Steve Schulz, president and CEO of the Si2 standards organization, has just published a blog entry titled “If not ‘EDA360’, then what?” on the Chip Design Magazine Web site. Schulz’ question is meant to be one of terminology versus intent. I spoke to him about his blog and we found ourselves in violent agreement. All of the major EDA companies are aligned along EDA360 principles. They’re all talking about hardware/software integration as a guiding and controlling force in the development of complex systems and how architectural-level tradeoffs at the hardware-software level guide the development of the underlying silicon.

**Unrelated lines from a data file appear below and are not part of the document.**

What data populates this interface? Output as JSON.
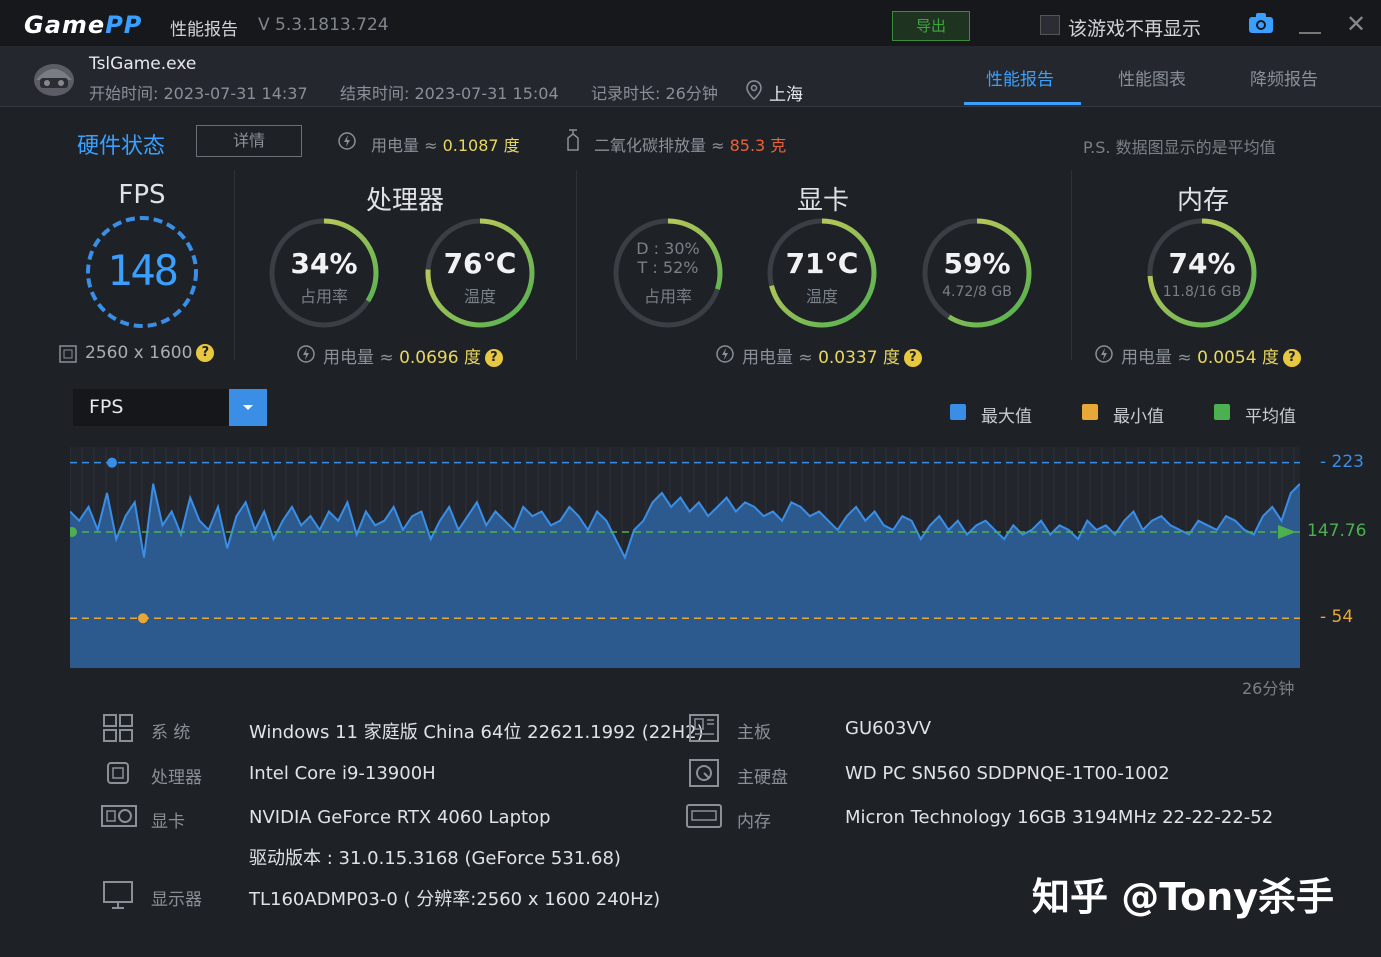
{
  "titlebar": {
    "logo_game": "Game",
    "logo_pp": "PP",
    "title": "性能报告",
    "version": "V 5.3.1813.724",
    "export_label": "导出",
    "hide_game_label": "该游戏不再显示"
  },
  "session": {
    "exe": "TslGame.exe",
    "start": "开始时间: 2023-07-31 14:37",
    "end": "结束时间: 2023-07-31 15:04",
    "duration": "记录时长: 26分钟",
    "location": "上海"
  },
  "tabs": [
    {
      "label": "性能报告",
      "active": true
    },
    {
      "label": "性能图表",
      "active": false
    },
    {
      "label": "降频报告",
      "active": false
    }
  ],
  "hardware": {
    "title": "硬件状态",
    "detail_button": "详情",
    "power_label": "用电量 ≈ ",
    "power_value": "0.1087 度",
    "co2_label": "二氧化碳排放量 ≈ ",
    "co2_value": "85.3 克",
    "ps_note": "P.S. 数据图显示的是平均值"
  },
  "fps_section": {
    "title": "FPS",
    "value": "148",
    "resolution": "2560 x 1600",
    "gauge_fraction": 1.0
  },
  "cpu_section": {
    "title": "处理器",
    "usage_value": "34%",
    "usage_label": "占用率",
    "usage_fraction": 0.34,
    "temp_value": "76℃",
    "temp_label": "温度",
    "temp_fraction": 0.76,
    "power_label": "用电量 ≈ ",
    "power_value": "0.0696 度"
  },
  "gpu_section": {
    "title": "显卡",
    "usage_d": "D : 30%",
    "usage_t": "T : 52%",
    "usage_label": "占用率",
    "usage_fraction": 0.3,
    "temp_value": "71℃",
    "temp_label": "温度",
    "temp_fraction": 0.71,
    "mem_value": "59%",
    "mem_label": "4.72/8 GB",
    "mem_fraction": 0.59,
    "power_label": "用电量 ≈ ",
    "power_value": "0.0337 度"
  },
  "mem_section": {
    "title": "内存",
    "usage_value": "74%",
    "usage_label": "11.8/16 GB",
    "usage_fraction": 0.74,
    "power_label": "用电量 ≈ ",
    "power_value": "0.0054 度"
  },
  "chart_controls": {
    "metric_selected": "FPS",
    "legend": [
      {
        "label": "最大值",
        "color": "#3a8ee6"
      },
      {
        "label": "最小值",
        "color": "#e8a838"
      },
      {
        "label": "平均值",
        "color": "#4caf50"
      }
    ],
    "duration_label": "26分钟"
  },
  "chart_data": {
    "type": "area",
    "title": "",
    "xlabel": "",
    "ylabel": "",
    "x_end_label": "26分钟",
    "max": 223,
    "avg": 147.76,
    "min": 54,
    "ylim": [
      0,
      240
    ],
    "series": [
      {
        "name": "FPS",
        "values": [
          170,
          160,
          175,
          150,
          190,
          140,
          165,
          180,
          120,
          200,
          155,
          170,
          145,
          185,
          160,
          150,
          175,
          130,
          165,
          180,
          150,
          170,
          140,
          160,
          175,
          155,
          165,
          150,
          170,
          160,
          180,
          145,
          170,
          155,
          160,
          175,
          150,
          165,
          170,
          140,
          160,
          175,
          150,
          165,
          180,
          155,
          170,
          160,
          150,
          175,
          165,
          170,
          155,
          160,
          175,
          165,
          150,
          170,
          160,
          140,
          120,
          150,
          160,
          180,
          190,
          175,
          185,
          170,
          180,
          165,
          175,
          185,
          170,
          180,
          175,
          165,
          170,
          160,
          180,
          175,
          165,
          170,
          160,
          150,
          165,
          175,
          160,
          170,
          155,
          150,
          165,
          160,
          140,
          155,
          165,
          150,
          160,
          145,
          155,
          160,
          150,
          140,
          155,
          145,
          150,
          160,
          145,
          155,
          150,
          140,
          160,
          150,
          155,
          145,
          160,
          170,
          150,
          160,
          165,
          155,
          150,
          145,
          160,
          155,
          150,
          165,
          160,
          150,
          145,
          165,
          175,
          160,
          190,
          200
        ]
      }
    ]
  },
  "system": {
    "os_label": "系  统",
    "os_value": "Windows 11 家庭版 China 64位 22621.1992 (22H2)",
    "cpu_label": "处理器",
    "cpu_value": "Intel Core i9-13900H",
    "gpu_label": "显卡",
    "gpu_value": "NVIDIA GeForce RTX 4060 Laptop",
    "driver_value": "驱动版本 : 31.0.15.3168 (GeForce 531.68)",
    "monitor_label": "显示器",
    "monitor_value": "TL160ADMP03-0 ( 分辨率:2560 x 1600 240Hz)",
    "board_label": "主板",
    "board_value": "GU603VV",
    "disk_label": "主硬盘",
    "disk_value": "WD PC SN560 SDDPNQE-1T00-1002",
    "ram_label": "内存",
    "ram_value": "Micron Technology 16GB 3194MHz 22-22-22-52"
  },
  "watermark": "知乎 @Tony杀手"
}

Even so, though all the EDA companies agree on the issues, they have yet to agree on the terminology.
When Cadence launched the EDA360 initiative with a vision and White Paper a year ago, CMO John Bruggeman stated that the term “EDA360” wasn’t meant to be a Cadence-specific term. It was a label to be used by anyone to refer to the big problems associated with hardware/software development and integration in an age where software “apps” increasingly shape how products are conceived, developed, and fielded.

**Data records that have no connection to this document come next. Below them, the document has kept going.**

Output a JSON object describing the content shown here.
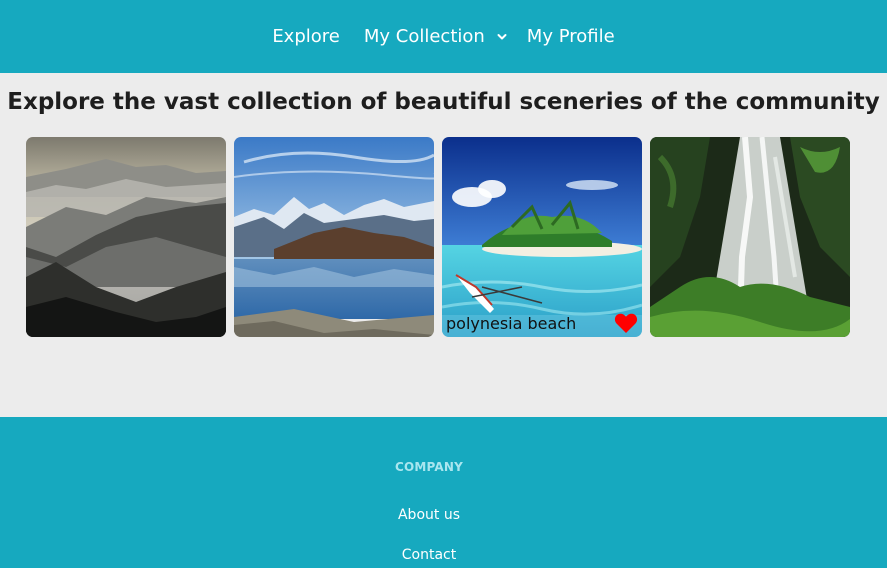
{
  "nav": {
    "explore": "Explore",
    "my_collection": "My Collection",
    "my_profile": "My Profile"
  },
  "page_title": "Explore the vast collection of beautiful sceneries of the community",
  "gallery": [
    {
      "scene": "misty-mountains"
    },
    {
      "scene": "alpine-lake"
    },
    {
      "scene": "tropical-beach",
      "caption": "polynesia beach",
      "liked": true
    },
    {
      "scene": "waterfall"
    }
  ],
  "footer": {
    "heading": "COMPANY",
    "links": [
      "About us",
      "Contact"
    ]
  },
  "colors": {
    "brand": "#16a9bf",
    "page_bg": "#ececec",
    "heart": "#ff0000",
    "footer_heading": "#a9e6ef"
  }
}
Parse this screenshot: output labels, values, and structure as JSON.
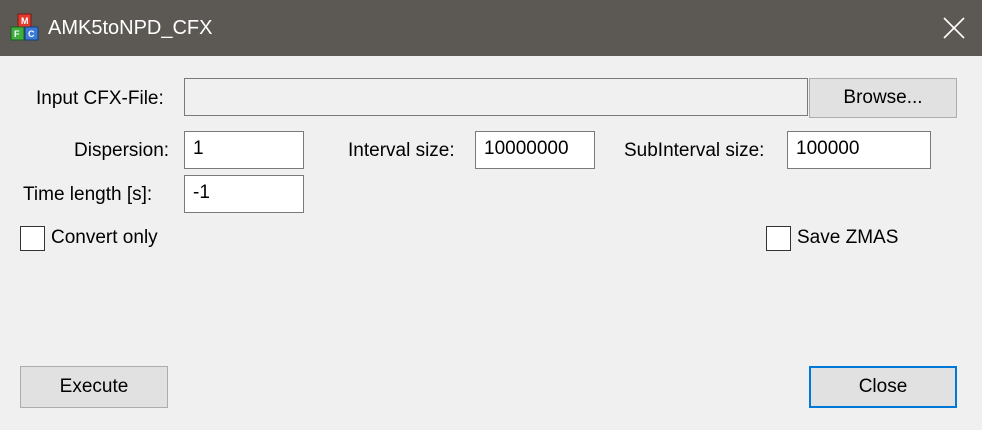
{
  "window": {
    "title": "AMK5toNPD_CFX",
    "app_icon": "app-cubes-icon",
    "close_icon": "close-icon"
  },
  "form": {
    "input_file": {
      "label": "Input CFX-File:",
      "value": ""
    },
    "browse_button": "Browse...",
    "dispersion": {
      "label": "Dispersion:",
      "value": "1"
    },
    "interval_size": {
      "label": "Interval size:",
      "value": "10000000"
    },
    "subinterval_size": {
      "label": "SubInterval size:",
      "value": "100000"
    },
    "time_length": {
      "label": "Time length [s]:",
      "value": "-1"
    },
    "convert_only": {
      "label": "Convert only",
      "checked": false
    },
    "save_zmas": {
      "label": "Save ZMAS",
      "checked": false
    }
  },
  "footer": {
    "execute_button": "Execute",
    "close_button": "Close"
  },
  "colors": {
    "titlebar_bg": "#5c5955",
    "window_bg": "#f0f0f0",
    "accent": "#0078d7"
  }
}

Schulz’ blog entry asks “Regardless of the company that coined “EDA360″, are the principles well aligned with the trends described above?” Events over the past year confirm over and over again that the principles described in the original EDA360 vision paper are indeed well aligned with real trends and that there is a general buy-in by everyone in the EDA community. It’s just that term that seems to stick in the throat.
Then, as Schulz asks, “So, if not ‘EDA360’, then what?”
As William Shakespeare would say, “What’s in a name? That which we call a rose, by any other name would smell as sweet.”